Clin Transl Sci. 2026 Jul;19(7):e70640. doi: 10.1111/cts.70640.
ABSTRACT
This was a Phase 1, open label, randomized, crossover study to evaluate the safety and pharmacokinetics of multiple doses of intranasal naloxone (NCT05377255). Twenty-four healthy participants were enrolled at a single site in the US to one of two sequences. Participants received four doses of 4 mg intranasal (IN) naloxone using two two-dose devices (AP003; single dose at 0, 2.5, 5.0, and 7.5 min) or two doses of 4 mg naloxone using two one-dose devices (single dose at 0 and 2.5 min).
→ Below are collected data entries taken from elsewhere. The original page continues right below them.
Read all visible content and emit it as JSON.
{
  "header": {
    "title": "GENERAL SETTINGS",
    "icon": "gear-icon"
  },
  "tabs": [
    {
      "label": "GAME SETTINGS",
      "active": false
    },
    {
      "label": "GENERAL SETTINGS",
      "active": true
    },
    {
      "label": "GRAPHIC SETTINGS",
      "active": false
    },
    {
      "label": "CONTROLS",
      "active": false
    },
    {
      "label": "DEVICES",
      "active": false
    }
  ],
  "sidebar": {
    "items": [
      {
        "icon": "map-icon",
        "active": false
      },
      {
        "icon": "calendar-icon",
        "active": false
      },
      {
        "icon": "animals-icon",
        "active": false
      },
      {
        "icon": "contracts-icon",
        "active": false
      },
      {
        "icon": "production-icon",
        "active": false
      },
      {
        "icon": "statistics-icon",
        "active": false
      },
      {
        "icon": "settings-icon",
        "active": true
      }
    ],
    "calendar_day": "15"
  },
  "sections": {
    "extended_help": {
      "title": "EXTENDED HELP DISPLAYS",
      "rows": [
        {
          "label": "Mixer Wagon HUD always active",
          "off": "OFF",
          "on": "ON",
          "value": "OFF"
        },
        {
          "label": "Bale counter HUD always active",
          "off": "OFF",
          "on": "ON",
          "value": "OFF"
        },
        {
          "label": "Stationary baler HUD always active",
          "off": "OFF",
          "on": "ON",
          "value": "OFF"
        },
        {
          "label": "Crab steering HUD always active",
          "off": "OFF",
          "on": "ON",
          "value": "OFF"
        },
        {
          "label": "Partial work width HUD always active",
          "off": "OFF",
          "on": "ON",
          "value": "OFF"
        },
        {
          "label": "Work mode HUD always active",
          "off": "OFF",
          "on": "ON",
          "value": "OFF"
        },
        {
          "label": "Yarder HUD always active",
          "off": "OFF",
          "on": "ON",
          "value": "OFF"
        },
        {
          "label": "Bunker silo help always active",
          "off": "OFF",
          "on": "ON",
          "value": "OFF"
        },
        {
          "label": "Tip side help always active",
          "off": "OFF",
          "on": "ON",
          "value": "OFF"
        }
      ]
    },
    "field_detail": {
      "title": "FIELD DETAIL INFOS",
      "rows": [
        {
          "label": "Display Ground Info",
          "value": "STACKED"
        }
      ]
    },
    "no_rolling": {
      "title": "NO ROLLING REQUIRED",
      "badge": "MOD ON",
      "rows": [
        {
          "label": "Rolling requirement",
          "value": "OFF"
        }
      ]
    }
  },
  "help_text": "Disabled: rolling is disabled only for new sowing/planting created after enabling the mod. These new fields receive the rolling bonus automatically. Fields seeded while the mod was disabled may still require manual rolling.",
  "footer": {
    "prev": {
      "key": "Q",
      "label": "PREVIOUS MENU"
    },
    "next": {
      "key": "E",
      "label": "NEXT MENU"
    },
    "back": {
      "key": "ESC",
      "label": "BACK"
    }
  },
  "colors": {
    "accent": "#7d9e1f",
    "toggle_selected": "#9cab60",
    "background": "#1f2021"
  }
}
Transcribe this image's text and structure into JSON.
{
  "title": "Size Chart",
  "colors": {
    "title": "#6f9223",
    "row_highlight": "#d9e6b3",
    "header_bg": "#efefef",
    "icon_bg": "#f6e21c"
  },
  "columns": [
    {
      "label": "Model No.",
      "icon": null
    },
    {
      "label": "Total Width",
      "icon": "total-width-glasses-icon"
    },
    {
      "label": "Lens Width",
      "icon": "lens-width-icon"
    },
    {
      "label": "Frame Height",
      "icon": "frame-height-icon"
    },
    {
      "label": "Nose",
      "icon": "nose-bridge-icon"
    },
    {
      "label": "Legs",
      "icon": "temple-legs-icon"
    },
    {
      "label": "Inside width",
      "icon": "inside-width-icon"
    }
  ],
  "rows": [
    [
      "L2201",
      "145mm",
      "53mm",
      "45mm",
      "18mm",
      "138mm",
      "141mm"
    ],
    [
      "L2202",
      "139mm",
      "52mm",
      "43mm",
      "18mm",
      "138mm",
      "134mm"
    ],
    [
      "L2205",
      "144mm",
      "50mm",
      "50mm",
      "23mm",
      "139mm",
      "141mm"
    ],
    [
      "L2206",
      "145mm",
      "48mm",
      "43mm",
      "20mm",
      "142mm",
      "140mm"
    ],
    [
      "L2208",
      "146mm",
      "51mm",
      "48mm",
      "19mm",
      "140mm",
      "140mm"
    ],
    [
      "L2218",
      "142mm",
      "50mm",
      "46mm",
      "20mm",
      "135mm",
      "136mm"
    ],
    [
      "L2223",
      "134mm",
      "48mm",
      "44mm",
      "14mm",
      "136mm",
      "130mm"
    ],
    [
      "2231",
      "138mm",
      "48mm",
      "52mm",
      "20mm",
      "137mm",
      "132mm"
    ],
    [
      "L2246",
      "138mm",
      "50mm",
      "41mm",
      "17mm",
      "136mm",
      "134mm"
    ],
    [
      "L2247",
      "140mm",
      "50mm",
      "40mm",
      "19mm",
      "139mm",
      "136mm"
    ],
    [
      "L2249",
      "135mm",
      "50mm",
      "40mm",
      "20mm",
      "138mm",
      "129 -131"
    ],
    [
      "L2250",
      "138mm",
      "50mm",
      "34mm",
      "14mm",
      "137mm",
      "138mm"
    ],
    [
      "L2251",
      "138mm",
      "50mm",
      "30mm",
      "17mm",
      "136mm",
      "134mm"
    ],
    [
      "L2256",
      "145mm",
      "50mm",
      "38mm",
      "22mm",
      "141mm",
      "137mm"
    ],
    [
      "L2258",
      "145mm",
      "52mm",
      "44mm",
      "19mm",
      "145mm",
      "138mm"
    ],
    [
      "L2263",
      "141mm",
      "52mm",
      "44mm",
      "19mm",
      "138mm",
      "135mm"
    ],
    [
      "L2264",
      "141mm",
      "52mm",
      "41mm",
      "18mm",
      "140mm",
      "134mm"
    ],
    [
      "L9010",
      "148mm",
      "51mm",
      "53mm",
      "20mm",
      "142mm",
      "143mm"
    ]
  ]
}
Treatments were separated by a 48-h washout, the order being driven by the crossover sequence. Blood samples were collected predose and at defined timepoints post-dosing for analysis of free and total naloxone, which were used for the noncompartmental PK analysis. Safety was assessed through physical exams, vital signs, electrocardiograms, continuous cardiac monitoring, clinical labs, olfactory assessments, rhinoscopy, and treatment emergent adverse events. Of the 24 participants, most were Female (n = 14, 58.3%), White (n = 20, 83.3%), and Hispanic or Latino (n = 24, 100%), with a mean age of 38.1 years and baseline body mass index of 26.2 kg/m2. Naloxone concentrations increased similarly over 15 min and doubled for the AP003 group at 20 min, thereby meeting the primary objective. There was a dose-dependent increase in Cmax, AUC0-inf, pAUC, and AUC0-t; however, statistical significance for dose proportionality was not seen in AUC0-inf, AUC0-t, and Cmax. All treatment emergent adverse events were mild or moderate in severity and no serious adverse events were reported.